James Lawton: Hodgson's choices are paying off

Manager has got to grips with a team formerly run like a celebrity club


England and the vanquished Swedes performed an extraordinary feat here on Friday night. They made a compelling match of something that most of the time looked as if it had wandered in from another decade, indeed another century.

This was extraordinary, not least for the likely reward of a quarter final against Spain, the exquisite masters of the football of today.

But then if such games are not supposed to happen in the finals of the European Championships, which down the years have given us winners with the natural born sophistication of Andres Iniesta, Zinedine Zidane and Marco van Basten, this one had some extremely impressive redemption.

Theo Walcott re-established himself as a potent contributor and Andy Carroll seized one moment of untouchable power which should always buoy him against the sneers which have besieged him for so long.

Most significant of all, though, is the fact that even while he has been lamenting the absence of England's most talented player, Wayne Rooney, Roy Hodgson has systematically dismantled the idea that he, too, is a man out of place as England manager.

The circumstances of his appointment were atrocious and for many he represented a point of bleak compromise, even a failure of nerve in the wake of Fabio Capello, who arrived with such an awesome reputation for getting the best out of players at the highest level of the game. That was seen as one defeat. For some another was the FA's almost contemptuous refusal to consider the claims of Harry Redknapp after four years of largely brilliant work at Tottenham.

Hodgson's greatest strength, some of us suggested, was that he was a much better fit for an FA blazer than the Cheeky Chappie from the East End. There were no dubious antecedents, just a solid record of professional competence across the football world.

Here Hodgson, who ran such a gauntlet of mockery during his brief reign at Liverpool – he just wasn't big enough for the job, the Kop chorused – provided something rather more substantial and biting. He produced a piece of crisis management which £6m-a-year Capello would have happily borrowed in England's catastrophic appearance in the last World Cup.

First, his reading of the Swedish defence, and the mayhem Carroll might inflict upon it, proved wonderfully astute. There were some gasps when the Liverpool striker emerged at the forefront of team speculation before a game that England had to win after the underwhelming opening draw with France.

Carroll is, of course, not the kind of gamble you can consign to the margins. You can't tell him to feel his way into the action. He is going to come off or crash horribly. In the event, he simply terrified the Swedes with his stupendously powerful conversion of Steven Gerrard's ravaging deep cross.

At 2-1 down, and England performing the starkest impression of a team falling apart, Hodgson gave Walcott half an hour to remind his critics about the best of his game. It was more than enough, and when he first scored, spectacularly, and then burned off the entire left side of the Swedish defence before playing in the winner for Danny Welbeck, Hodgson did another small, celebratory dance.

No-one needed to tell him coming into this tournament that his regime might easily be broken before it began.

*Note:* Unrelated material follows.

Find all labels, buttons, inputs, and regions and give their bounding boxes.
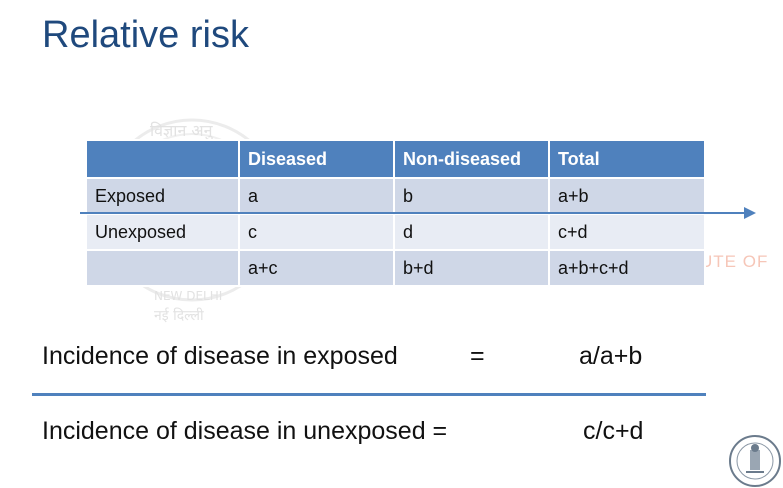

There was one imperative behind the loss of men like Frank Lampard, Gareth Barry and Gary Cahill, the pungent smoke of the Rio Ferdinand affair and the absurdity of having his best player, Wayne Rooney, missing for the first two group games through suspension.

It was to draw everything available from resources that when compared to those of the leading nations would have looked pitiful enough even without the Premier League's latest TV bonanza, a development which can only stoke the cynicism about where the new largesse will go.

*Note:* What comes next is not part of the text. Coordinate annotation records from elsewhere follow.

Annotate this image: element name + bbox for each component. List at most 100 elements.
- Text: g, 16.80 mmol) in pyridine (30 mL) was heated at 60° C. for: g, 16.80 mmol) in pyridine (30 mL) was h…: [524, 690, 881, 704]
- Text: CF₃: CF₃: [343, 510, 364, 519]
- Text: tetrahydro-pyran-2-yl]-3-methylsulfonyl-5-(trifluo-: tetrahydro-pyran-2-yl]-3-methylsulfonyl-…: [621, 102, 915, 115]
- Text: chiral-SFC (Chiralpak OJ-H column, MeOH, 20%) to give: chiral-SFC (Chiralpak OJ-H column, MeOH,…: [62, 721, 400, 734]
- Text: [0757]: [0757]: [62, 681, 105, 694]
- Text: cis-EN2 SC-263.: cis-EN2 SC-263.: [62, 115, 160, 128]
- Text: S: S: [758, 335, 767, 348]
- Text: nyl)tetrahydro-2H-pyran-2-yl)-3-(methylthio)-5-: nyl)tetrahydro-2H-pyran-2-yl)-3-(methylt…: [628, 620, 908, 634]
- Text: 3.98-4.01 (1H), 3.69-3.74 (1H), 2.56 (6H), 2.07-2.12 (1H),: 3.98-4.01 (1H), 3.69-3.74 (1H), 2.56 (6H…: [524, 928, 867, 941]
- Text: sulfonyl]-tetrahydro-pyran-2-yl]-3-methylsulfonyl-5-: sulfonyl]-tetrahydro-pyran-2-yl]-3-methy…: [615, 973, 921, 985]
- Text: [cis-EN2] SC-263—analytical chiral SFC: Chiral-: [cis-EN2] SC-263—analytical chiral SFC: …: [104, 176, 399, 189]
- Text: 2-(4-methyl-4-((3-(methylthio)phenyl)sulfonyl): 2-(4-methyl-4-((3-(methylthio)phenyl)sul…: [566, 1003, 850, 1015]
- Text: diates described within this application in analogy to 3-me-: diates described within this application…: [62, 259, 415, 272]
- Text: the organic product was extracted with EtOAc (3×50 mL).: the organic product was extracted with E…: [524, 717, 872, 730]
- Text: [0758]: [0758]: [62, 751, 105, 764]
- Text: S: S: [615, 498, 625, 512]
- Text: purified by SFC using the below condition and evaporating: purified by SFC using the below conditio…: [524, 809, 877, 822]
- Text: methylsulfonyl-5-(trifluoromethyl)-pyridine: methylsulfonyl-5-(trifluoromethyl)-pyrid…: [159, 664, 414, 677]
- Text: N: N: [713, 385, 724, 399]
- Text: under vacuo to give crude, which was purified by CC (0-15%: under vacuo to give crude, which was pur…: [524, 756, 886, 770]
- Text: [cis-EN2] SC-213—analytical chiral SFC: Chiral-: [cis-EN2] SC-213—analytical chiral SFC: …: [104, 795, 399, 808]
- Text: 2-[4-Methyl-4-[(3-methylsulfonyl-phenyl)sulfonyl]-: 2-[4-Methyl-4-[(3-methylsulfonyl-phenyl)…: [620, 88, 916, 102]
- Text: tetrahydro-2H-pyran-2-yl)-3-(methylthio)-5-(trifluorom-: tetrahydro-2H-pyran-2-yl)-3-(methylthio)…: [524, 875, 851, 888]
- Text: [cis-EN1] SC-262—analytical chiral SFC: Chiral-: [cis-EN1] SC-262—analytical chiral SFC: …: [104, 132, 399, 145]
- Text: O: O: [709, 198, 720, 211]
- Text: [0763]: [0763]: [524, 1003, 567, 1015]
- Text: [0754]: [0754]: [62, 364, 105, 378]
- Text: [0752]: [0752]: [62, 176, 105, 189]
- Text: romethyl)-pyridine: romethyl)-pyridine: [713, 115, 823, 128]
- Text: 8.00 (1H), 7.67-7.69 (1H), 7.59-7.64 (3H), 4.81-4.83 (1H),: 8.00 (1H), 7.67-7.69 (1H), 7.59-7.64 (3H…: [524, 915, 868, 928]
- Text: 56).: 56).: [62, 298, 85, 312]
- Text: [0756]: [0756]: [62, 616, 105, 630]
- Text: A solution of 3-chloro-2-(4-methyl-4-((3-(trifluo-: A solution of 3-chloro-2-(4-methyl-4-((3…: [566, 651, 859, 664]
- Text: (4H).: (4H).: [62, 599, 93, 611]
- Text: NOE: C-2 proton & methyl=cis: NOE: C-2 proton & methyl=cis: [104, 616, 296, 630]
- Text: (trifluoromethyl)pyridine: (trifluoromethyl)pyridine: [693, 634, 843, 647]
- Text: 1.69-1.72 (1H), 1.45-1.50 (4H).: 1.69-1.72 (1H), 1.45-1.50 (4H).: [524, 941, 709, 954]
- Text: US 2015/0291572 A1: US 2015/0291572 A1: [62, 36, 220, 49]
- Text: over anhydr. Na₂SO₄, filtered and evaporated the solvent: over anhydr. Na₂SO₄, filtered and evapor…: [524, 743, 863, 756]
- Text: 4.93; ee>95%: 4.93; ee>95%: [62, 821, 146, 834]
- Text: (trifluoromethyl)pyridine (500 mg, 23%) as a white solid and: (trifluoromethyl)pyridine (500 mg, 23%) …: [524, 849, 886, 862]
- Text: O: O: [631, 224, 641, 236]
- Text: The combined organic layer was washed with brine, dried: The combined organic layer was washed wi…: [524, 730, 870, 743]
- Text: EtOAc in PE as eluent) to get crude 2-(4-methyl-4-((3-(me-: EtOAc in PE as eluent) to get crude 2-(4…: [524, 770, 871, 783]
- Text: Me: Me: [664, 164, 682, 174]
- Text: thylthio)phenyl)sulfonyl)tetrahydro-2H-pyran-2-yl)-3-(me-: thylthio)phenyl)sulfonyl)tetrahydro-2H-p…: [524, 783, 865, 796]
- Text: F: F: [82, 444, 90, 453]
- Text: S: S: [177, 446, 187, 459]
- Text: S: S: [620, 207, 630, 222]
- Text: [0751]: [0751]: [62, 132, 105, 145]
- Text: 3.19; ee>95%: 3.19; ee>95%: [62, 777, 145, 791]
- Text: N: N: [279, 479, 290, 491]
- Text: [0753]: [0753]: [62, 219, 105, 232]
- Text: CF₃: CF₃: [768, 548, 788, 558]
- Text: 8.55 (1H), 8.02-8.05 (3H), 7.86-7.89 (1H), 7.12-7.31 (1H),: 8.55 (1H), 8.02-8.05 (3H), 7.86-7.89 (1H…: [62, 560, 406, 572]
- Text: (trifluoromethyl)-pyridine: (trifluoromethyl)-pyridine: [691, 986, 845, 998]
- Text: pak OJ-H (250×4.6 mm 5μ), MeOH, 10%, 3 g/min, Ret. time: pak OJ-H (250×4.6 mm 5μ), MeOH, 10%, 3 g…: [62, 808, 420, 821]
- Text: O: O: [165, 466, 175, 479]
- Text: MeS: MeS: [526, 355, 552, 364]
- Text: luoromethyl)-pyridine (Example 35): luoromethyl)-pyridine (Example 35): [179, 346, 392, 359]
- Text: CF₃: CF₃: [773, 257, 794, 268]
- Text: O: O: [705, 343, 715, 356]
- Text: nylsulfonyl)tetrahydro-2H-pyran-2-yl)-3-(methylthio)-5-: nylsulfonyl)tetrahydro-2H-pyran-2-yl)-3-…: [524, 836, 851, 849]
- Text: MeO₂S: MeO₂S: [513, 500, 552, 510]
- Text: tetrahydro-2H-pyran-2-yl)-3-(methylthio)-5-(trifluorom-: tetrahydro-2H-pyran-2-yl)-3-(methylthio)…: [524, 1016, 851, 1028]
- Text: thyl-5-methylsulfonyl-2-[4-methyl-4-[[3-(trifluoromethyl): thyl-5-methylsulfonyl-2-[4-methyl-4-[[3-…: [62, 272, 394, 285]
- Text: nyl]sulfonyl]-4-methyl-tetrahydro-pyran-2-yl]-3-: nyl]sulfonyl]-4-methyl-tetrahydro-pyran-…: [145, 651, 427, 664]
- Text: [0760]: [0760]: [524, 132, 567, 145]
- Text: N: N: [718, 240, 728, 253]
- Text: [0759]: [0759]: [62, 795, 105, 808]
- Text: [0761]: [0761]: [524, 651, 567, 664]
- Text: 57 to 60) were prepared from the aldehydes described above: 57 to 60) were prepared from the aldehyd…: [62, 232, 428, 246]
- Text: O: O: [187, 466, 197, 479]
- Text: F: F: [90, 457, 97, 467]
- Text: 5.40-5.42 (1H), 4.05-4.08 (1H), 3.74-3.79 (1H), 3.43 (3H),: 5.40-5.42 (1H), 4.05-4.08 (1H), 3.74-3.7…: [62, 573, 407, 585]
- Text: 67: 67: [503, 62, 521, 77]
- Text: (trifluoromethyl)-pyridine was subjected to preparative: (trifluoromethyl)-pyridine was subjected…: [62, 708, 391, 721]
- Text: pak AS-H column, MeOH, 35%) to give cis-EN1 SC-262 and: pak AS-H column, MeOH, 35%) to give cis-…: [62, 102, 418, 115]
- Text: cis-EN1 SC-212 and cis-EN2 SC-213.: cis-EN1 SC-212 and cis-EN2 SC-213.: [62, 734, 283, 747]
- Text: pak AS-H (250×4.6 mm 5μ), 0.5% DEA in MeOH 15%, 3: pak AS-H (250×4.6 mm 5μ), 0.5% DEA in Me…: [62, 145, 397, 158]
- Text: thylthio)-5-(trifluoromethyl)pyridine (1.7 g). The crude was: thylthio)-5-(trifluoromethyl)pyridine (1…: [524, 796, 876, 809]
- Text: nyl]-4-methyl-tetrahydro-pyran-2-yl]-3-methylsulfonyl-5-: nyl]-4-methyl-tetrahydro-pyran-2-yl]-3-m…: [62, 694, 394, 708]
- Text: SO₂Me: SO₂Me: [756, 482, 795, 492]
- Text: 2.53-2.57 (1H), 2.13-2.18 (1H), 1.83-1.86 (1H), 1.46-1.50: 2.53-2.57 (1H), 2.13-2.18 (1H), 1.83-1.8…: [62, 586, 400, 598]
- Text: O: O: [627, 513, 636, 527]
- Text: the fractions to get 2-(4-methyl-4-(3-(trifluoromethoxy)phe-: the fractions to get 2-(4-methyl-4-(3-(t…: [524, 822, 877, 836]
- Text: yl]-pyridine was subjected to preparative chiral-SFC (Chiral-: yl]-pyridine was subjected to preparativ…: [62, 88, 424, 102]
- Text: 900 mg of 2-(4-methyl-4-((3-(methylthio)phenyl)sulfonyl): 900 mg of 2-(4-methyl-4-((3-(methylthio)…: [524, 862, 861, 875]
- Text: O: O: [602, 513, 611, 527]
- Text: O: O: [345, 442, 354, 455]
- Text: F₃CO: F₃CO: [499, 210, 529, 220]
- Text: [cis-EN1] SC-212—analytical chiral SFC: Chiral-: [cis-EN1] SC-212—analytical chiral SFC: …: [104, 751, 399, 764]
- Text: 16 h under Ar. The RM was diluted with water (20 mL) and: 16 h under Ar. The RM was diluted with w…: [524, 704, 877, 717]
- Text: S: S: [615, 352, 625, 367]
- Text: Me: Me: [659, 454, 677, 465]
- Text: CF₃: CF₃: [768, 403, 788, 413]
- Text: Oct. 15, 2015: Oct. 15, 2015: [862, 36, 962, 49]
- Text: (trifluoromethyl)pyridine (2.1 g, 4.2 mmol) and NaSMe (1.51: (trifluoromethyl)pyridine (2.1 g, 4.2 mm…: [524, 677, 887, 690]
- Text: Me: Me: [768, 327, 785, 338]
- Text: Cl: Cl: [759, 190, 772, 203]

The best bet, of course, is even greater investment in foreign players – and development systems – and profits for the agents.

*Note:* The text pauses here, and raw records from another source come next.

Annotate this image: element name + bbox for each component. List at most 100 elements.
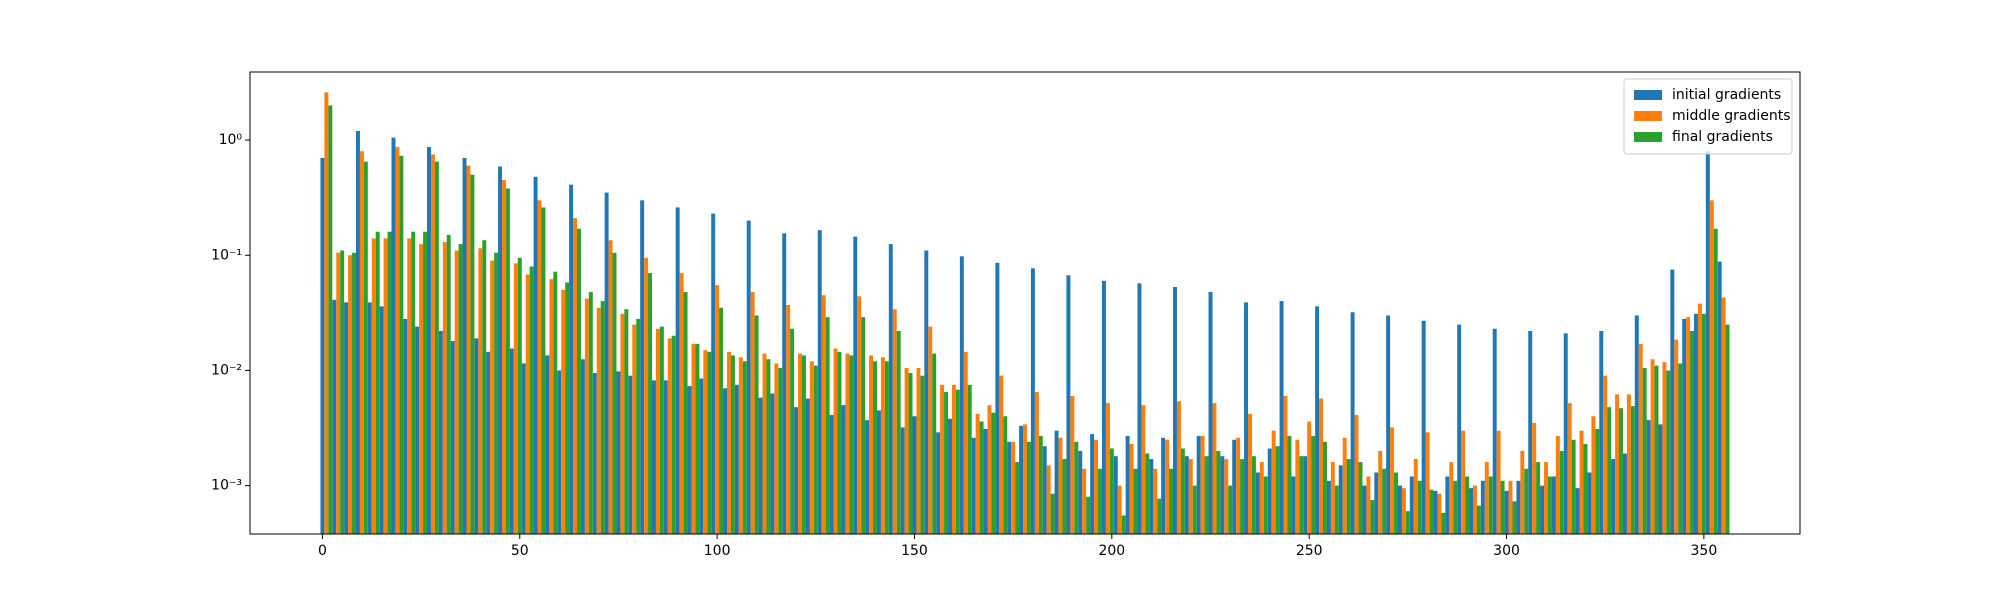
bar [1161, 437, 1166, 534]
bar [983, 429, 988, 534]
bar [588, 291, 593, 534]
bar [636, 318, 641, 534]
bar [801, 355, 806, 534]
bar [573, 218, 578, 534]
bar [505, 188, 510, 534]
bar [1196, 435, 1201, 534]
bar [490, 260, 495, 534]
bar [344, 302, 349, 534]
bar [513, 263, 518, 534]
bar [482, 240, 487, 534]
bar [1563, 333, 1568, 534]
bar [1524, 468, 1529, 534]
bar [1536, 462, 1541, 534]
bar [1350, 312, 1355, 534]
bar [521, 363, 526, 534]
bar [1717, 261, 1722, 534]
bar [1670, 269, 1675, 534]
bar [778, 367, 783, 534]
bar [963, 351, 968, 534]
bar [1330, 462, 1335, 534]
bar [419, 244, 424, 534]
bar [604, 192, 609, 534]
bar [1098, 468, 1102, 534]
bar [446, 234, 451, 534]
bar [1469, 488, 1473, 534]
bar [1236, 437, 1241, 534]
bar [916, 367, 921, 534]
bar [1066, 275, 1071, 534]
bar [920, 375, 925, 534]
bar [580, 359, 585, 534]
bar [454, 250, 459, 534]
bar [442, 242, 447, 534]
bar [1492, 328, 1497, 534]
bar [853, 236, 858, 534]
bar [1311, 435, 1316, 534]
bar [687, 386, 692, 534]
bar [352, 252, 356, 534]
bar [383, 238, 388, 534]
bar [813, 365, 818, 534]
bar [999, 375, 1004, 534]
bar [991, 412, 996, 534]
bar [730, 355, 735, 534]
bar [1500, 480, 1505, 534]
x-tick-label: 150 [901, 543, 928, 559]
bar [1508, 480, 1513, 534]
bar [612, 252, 617, 534]
bar [837, 351, 842, 534]
bar [1634, 315, 1639, 534]
bar [616, 371, 621, 534]
bar [1117, 485, 1122, 534]
bar [928, 326, 933, 534]
bar [1476, 505, 1481, 534]
bar [399, 155, 404, 534]
bar [873, 361, 877, 534]
bar [1058, 437, 1063, 534]
bar [1611, 459, 1616, 534]
bar [1709, 200, 1714, 534]
bar [502, 180, 506, 534]
bar [1283, 395, 1288, 534]
bar [1248, 413, 1252, 534]
bar [809, 361, 814, 534]
bar [719, 307, 724, 534]
bar [462, 157, 467, 534]
bar [667, 338, 672, 534]
bar [577, 228, 581, 534]
bar [1090, 434, 1095, 534]
bar [655, 328, 660, 534]
bar [1054, 430, 1059, 534]
bar [790, 328, 795, 534]
bar [1192, 485, 1197, 534]
bar [1125, 435, 1130, 534]
bar [766, 359, 771, 534]
bar [845, 353, 850, 534]
bar [1137, 283, 1142, 534]
legend-box [1623, 78, 1793, 155]
bar [1658, 424, 1663, 534]
bar [1705, 151, 1710, 534]
bar [1619, 408, 1623, 534]
bar [896, 330, 901, 534]
bar [1445, 476, 1450, 534]
bar [1255, 472, 1260, 534]
bar [608, 240, 613, 534]
bar [1259, 462, 1264, 534]
bar [1299, 456, 1304, 534]
bar [829, 415, 834, 534]
bar [363, 161, 368, 534]
bar [1413, 459, 1418, 534]
bar [1591, 416, 1596, 534]
bar [1378, 450, 1383, 534]
bar [620, 313, 625, 534]
bar [1295, 439, 1300, 534]
legend-swatch [1634, 111, 1662, 121]
bar [332, 299, 337, 534]
bar [695, 343, 700, 534]
bar [648, 273, 653, 534]
bar [971, 437, 976, 534]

Hodgson, however, is showing the touch of a man unfazed by the sight of a wine glass only half-filled.

Without Rooney, he has gleaned the best out of Welbeck and Carroll, made a winning wager on Walcott's residual power to reinflict his talent, given Alex Oxlade-Chamberlain a significant taste of the international football for which he is clearly destined. He has also given Ashley Young the chance to prove a competitive instinct that, unfortunately, has yet to blaze in this tournament.

This isn't some magical transformation of England – certainly not on the evidence of some long and critical phases of the latest game – and the hard view is that they are still pretty much half the length of the Ukraine away from a serious challenge – either here or in anything like the near future.

But then you have to start somewhere, and the where Hodgson has chosen is in the psychology of a team which for so long was run pretty much like a celebrity club. He has accepted the inevitability of Rooney's return, and is welcoming it with some considerable enthusiasm, but it seems reasonable to believe that is not unconditional.

Carroll made a huge impact but he is unlikely to reappear, at least at the start, against Ukraine in Donetsk on Tuesday night. Welbeck will survive for his compatibility with Rooney's game, while Young will return to the shadows following his insipid work against Sweden.

One knock on Hodgson was that he might lack a certain hard edge in dealing with players who have persuaded themselves they are top performers. For the moment all the evidence is refuting that theory. Indeed, he seems to be wielding something rather more intimidating than a whip. It is a sharp understanding of who, all reputations aside, should be doing what – and when.

Somewhere along the road, even Wayne Rooney might be wise to take note.